ERICE E LA PUBBLICITA’ ALLA MAFIA

ImageERICE (TRAPANI) – Erice è … turismo. Turismo è … immagine positiva. L’immagine che oggi inviamo nel mondo, di Erice, è, anche, quella dei negozi che commercializzano souvenir che sono un «inno» alla mafia. E’ assurdo che la mafia diventi un business, un marchio da rivendere un’effigie della sicilianità. La cosa che dispiace è che, di fronte a questo scempio, nè il sindaco rag. Giacomino Tranchida, nè l’assessore al centro storico Silvana Catalano sembrano far nulla.

Riportiamo e sottoscriviamo cosa osserva e cosa sostiene Vincenzo Figlioli sul proprio blog, in merito ad Erice: «i negozi del centro con le statuette in ceramica che scimmiottano una certa idea di Sicilia che si presume dovrebbe andare incontro alle aspettative dei turisti. Omini vestiti di nero, con coppola, baffi e la scritta “u mafioso”. Talvolta, magari, armati di lupara. O donnette con i capelli lunghi, una profonda scollatura e la scritta “a mafiusa”».

«Nell’età della ragione ho sempre provato un’irrefrenabile indignazione verso questi souvenir. Un sentimento cresciuto negli anni, quando hanno fatto la loro comparsa anche altri gadget (magliette o cappellini) con il logo “mafia”».

Image«Da siciliano ritengo assolutamente criminale proporre a turisti e visitatori un utilizzo talmente superficiale di uno dei mali assoluti della nostra terra. Come se la mafia fosse un elemento del paesaggio. O un marchio Doc, come il Marsala, la nocellara del Belice o l’aglio di Nubia. Dimenticando le vittime, le ingiustizie e i danni economici e sociali che ha causato alla Sicilia.

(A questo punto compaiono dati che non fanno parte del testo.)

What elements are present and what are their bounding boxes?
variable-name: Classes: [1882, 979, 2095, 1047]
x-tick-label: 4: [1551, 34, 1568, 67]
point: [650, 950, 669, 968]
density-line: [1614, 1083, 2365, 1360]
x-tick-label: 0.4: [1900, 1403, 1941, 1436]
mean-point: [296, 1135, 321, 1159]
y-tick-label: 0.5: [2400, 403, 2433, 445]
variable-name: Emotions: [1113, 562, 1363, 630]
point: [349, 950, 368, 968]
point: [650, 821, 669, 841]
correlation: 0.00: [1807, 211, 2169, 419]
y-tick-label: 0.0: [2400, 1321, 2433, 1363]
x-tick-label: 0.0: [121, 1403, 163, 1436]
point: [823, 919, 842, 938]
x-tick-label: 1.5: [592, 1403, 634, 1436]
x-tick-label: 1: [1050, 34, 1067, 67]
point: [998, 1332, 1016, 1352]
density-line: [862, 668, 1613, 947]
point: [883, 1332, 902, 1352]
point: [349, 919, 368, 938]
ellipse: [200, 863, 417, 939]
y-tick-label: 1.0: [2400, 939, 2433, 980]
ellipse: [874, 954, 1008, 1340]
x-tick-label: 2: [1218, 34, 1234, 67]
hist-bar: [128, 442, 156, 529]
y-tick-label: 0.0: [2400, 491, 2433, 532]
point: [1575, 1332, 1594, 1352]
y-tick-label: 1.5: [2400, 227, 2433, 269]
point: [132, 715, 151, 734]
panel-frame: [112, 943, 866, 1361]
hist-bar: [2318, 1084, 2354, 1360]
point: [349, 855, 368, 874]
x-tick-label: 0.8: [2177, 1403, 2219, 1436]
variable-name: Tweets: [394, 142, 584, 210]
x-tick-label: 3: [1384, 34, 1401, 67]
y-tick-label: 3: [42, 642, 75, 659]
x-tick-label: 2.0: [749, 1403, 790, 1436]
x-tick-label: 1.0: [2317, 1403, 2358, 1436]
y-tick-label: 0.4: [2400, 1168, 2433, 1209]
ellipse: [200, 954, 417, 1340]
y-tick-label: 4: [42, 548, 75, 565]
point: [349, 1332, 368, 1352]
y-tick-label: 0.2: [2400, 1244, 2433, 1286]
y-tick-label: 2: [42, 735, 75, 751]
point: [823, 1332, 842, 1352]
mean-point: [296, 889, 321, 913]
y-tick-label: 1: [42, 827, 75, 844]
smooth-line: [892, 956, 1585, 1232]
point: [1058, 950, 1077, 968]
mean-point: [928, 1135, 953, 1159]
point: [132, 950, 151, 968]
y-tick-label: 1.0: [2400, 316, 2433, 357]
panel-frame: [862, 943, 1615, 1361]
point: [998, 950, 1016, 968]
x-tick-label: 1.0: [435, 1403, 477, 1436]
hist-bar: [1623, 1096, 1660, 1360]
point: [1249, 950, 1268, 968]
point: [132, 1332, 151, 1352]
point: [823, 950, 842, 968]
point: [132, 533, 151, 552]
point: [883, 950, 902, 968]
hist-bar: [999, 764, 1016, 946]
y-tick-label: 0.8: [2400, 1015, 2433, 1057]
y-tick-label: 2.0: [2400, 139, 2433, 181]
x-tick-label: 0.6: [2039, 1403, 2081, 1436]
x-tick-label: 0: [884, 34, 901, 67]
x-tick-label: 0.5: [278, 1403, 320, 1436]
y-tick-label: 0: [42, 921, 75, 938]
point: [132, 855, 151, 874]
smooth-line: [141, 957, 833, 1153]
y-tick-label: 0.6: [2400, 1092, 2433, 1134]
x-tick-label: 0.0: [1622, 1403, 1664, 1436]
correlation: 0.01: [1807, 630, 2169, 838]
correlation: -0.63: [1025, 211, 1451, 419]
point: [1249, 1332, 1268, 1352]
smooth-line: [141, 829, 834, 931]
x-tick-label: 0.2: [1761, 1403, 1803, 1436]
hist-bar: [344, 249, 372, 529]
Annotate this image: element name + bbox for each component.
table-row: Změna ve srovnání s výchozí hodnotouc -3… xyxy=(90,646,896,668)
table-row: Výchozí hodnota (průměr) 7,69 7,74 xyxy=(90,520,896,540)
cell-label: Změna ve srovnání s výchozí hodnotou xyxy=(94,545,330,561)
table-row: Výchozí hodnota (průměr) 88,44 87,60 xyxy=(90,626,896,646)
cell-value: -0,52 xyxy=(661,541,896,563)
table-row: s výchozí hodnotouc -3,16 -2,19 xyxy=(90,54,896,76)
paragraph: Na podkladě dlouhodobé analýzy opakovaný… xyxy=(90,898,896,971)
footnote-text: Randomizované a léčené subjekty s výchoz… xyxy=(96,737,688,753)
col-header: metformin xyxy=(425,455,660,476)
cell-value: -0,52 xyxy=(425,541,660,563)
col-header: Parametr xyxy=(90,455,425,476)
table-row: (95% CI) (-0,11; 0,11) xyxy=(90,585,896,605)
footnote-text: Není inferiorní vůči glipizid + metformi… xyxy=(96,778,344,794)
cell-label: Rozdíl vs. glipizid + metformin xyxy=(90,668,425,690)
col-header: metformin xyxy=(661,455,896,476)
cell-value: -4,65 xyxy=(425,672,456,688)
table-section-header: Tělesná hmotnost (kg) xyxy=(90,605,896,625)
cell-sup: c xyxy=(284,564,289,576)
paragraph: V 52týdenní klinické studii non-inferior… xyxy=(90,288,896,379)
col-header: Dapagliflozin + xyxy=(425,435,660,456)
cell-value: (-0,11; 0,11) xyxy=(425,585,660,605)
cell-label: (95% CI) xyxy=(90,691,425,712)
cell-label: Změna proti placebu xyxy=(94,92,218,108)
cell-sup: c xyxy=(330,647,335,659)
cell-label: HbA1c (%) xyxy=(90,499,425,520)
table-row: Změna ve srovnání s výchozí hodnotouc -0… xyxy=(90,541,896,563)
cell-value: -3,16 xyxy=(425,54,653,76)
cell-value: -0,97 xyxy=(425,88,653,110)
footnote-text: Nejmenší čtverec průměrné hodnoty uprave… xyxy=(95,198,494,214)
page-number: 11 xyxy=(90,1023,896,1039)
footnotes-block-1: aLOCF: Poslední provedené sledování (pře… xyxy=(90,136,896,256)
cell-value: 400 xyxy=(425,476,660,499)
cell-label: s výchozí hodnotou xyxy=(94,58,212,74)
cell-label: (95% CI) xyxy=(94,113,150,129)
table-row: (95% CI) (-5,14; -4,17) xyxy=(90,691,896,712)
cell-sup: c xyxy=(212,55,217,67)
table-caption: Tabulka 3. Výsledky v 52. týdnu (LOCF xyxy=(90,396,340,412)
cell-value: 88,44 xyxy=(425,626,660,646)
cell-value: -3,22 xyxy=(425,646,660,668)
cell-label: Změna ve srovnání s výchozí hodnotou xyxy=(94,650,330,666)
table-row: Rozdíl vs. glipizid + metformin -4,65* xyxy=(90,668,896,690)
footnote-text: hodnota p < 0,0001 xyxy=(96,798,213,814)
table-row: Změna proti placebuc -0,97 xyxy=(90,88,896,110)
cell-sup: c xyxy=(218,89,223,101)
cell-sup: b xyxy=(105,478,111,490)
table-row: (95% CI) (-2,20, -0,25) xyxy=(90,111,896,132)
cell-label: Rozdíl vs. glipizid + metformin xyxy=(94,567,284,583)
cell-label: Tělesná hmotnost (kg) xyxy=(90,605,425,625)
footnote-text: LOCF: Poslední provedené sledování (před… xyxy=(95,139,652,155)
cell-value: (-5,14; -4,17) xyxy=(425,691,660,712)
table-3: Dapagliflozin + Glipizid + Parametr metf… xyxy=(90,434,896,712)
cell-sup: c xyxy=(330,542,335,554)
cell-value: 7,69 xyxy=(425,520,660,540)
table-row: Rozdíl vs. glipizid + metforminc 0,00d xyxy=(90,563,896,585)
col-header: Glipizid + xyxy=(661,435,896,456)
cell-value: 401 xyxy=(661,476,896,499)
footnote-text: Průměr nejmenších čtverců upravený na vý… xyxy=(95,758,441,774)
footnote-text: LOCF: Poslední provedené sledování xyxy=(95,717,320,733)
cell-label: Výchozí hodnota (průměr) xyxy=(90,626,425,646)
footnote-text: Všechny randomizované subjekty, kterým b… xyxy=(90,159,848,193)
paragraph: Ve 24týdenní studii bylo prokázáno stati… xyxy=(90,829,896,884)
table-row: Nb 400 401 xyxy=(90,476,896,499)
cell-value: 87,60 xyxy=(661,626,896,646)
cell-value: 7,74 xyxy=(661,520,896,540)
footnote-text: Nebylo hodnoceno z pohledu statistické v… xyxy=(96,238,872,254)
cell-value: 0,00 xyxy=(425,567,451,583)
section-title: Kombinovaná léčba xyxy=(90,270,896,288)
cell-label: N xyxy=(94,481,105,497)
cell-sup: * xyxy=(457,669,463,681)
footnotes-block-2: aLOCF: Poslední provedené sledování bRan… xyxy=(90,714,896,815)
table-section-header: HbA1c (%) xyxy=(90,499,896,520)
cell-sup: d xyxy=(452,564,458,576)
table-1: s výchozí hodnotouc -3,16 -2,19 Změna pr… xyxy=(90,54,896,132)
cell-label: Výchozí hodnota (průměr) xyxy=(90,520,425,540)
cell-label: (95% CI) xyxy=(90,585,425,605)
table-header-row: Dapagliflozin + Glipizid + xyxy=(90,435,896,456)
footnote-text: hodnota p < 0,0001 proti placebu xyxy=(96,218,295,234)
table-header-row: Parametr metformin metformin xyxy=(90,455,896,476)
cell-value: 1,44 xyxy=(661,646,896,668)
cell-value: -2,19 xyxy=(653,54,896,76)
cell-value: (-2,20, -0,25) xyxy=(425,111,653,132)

Mi sono sempre chiesto se di fronte ad una statuetta del genere il torinese, il bergamasco o il triestino abbiano un moto di sdegno o un’espressione di divertita commiserazione».

ImageIn un Gruppo sorto su Facebook contro questo fenomeno («Via dai negozi le maglie con il padrino e frasi sulla mafia») e che conta 223 iscritti, Martino Martellotta riporta: «che contraddizione, da una parte la Sicilia che ricorda i suoi morti per mano della mafia, dall’altra commercianti senza dignità che fanno soldi vendendo queste oscenità». Siamo d’accordo con questa affermazione.

Noi riteniamo assolutamente un segno di incoerenza quello di un’amministrazione comunale che da un lato ha accolto ed agevolato, nel cuore del centro ericino (fornendo un locale in comodato), la nascita di una bottega della legalità, curata da Libera, in cui sono esposti i prodotti ricavati dalla coltivazione delle terre sottratte a Cosa Nostra, i “pizzini” antimafia di Salvatore Coppola e i gadget dell’associazione presieduta da don Luigi Ciotti, ma che dall’altro nulla fa affinchè vengano arrestate le esposizioni nelle vetrine dei simboli «da macchietta» di una Sicilia che, forse, fu, ma che oggi è ben diversa.

Silvana Catalano

Silvana Catalano

Noi riteniamo che, ancor di piu’, sia un segno d’incoerenza la presenza nell’amministrazione comunale di un assessore, la dott. Silvana Catalano, che è anche segretario generale nazionale della CIDEC, la Confederazione Italiana dei Commercianti, ovvero una delle organizzazioni che rappresentano anche questi negozianti ericini, ma che non riesce ad esprimere alcun impegno, alcuna condanna, – almeno pubblicamente – contro la commercializzazione di questi «souvenir» che i negozianti vendono come una sorta di «simpatica» pubblicità della mafia.